鍛造

執筆者 : E.Y ㈱ヤマナカゴーキン フィールドセールス チーフエキスパート

CAEで放電加工中の金型割れを予測。冷間鍛造金型の破損対策

CAEで放電加工中の金型割れを予測。冷間鍛造金型の破損対策

鍛造金型の製作では、加工途中に予期せぬ割れや欠けが発生し、材料のロスや金型の作り直しにつながることがあります。弊社ヤマナカゴーキンは、こうした金型加工中の破損リスクに対し、DEFORMによるCAEシミュレーションで評価し、加工条件や金型設計の見直しにつなげています。

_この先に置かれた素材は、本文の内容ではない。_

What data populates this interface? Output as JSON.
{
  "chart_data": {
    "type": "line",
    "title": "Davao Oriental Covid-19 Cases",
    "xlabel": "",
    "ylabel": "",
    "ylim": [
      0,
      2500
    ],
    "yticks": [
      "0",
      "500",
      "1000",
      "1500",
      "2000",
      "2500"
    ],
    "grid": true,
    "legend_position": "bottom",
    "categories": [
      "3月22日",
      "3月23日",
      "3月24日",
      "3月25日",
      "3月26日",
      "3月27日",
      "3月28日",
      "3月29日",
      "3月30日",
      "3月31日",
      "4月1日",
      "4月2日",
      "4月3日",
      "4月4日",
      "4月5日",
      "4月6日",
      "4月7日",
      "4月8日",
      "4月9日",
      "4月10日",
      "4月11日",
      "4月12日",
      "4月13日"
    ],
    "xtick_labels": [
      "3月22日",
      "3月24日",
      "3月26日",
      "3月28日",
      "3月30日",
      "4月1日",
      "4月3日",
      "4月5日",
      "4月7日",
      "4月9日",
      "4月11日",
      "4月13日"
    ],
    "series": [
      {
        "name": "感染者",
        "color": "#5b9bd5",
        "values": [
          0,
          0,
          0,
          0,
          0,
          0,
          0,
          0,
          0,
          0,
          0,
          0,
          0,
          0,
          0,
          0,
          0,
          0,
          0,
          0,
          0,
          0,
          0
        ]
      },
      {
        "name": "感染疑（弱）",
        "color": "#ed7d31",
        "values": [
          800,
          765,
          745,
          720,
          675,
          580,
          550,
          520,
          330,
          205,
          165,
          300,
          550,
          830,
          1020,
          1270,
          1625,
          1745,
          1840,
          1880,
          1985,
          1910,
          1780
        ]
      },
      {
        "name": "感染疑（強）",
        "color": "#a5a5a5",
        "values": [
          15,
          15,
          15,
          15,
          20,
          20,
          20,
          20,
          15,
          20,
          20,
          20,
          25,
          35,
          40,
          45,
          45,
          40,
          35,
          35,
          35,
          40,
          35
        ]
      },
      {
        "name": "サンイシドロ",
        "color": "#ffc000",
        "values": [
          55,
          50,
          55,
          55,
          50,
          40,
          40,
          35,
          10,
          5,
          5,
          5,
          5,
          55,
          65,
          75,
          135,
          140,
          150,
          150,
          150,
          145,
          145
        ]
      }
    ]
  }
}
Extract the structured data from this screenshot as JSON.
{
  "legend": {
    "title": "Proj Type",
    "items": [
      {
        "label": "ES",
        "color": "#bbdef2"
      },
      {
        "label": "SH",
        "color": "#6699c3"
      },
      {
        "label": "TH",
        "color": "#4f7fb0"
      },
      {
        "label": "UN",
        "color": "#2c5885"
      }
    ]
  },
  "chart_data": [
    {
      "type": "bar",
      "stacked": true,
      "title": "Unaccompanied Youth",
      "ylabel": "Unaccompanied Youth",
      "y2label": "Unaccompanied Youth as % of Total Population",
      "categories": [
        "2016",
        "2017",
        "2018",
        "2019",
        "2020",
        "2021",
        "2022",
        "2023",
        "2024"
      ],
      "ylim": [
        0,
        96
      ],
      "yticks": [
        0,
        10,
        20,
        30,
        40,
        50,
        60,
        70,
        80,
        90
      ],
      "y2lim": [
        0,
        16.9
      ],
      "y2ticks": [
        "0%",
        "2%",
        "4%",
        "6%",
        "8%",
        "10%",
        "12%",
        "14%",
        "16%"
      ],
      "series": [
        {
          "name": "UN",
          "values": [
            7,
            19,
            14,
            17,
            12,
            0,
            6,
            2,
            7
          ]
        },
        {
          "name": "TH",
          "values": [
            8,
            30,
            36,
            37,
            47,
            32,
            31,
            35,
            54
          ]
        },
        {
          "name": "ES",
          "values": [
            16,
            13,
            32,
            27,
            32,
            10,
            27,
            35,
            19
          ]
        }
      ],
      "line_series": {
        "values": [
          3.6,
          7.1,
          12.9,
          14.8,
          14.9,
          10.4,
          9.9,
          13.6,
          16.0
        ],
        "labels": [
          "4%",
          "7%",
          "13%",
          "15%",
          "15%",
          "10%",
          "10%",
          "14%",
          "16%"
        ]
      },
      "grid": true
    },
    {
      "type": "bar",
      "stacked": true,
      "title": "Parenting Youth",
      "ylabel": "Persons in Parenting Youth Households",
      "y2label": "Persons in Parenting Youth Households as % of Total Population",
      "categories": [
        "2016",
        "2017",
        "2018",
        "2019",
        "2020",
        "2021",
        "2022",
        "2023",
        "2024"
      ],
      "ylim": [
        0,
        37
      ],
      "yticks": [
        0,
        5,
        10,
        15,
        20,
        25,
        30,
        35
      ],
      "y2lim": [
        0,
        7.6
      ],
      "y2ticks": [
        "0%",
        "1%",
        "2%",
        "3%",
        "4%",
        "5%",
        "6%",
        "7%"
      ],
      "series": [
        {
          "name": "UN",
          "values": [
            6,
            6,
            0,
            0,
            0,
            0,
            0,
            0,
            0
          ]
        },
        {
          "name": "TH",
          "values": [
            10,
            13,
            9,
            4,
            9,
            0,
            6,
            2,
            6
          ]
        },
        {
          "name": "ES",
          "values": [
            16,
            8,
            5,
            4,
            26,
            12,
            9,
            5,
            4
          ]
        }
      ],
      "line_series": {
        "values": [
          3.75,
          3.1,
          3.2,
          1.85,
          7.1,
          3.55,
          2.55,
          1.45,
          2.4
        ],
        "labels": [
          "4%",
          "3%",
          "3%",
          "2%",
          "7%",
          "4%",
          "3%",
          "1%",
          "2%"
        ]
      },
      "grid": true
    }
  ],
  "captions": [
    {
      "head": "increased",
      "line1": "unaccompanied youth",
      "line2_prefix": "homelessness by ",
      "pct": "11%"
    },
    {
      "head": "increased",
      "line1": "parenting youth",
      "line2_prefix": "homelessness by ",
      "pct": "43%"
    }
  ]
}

今回は、DEFORMの解析対象を鍛造成形だけでなく、金型製作の工程まで広げ、加工中の割れを防ぐための活用方法をご紹介します。

 

金型加工時に押さえておきたい放電加工と締め代

鍛造金型の製作に用いられる放電加工

冷間鍛造では、高い成形荷重に耐えるため、金型のインサートに超硬合金などの硬く耐摩耗性に優れた材料が多く使われています。こうした高硬度材に、複雑なギヤ形状などを加工する際に用いられるのが、形彫り放電加工(EDM)です。

 

形彫り放電加工(EDM)

形彫り放電加工では、金型形状に合わせた電極を用意し、電極と金型材料の間に放電を発生させることで、電極形状を転写するように加工していきます。
工具で直接削る切削加工とは異なり、高硬度な超硬合金にも複雑な形状を加工できることから、冷間鍛造用金型の製作でも活用されています。

締め代を与えた状態で行う金型加工

冷間鍛造用の金型では、インサートをケース(リング)に焼ばめ、もしくは圧入して圧縮の予応力を付与し、その「締め代」によって圧縮応力を与えることで、鍛造成形時の割れや破損を抑えています。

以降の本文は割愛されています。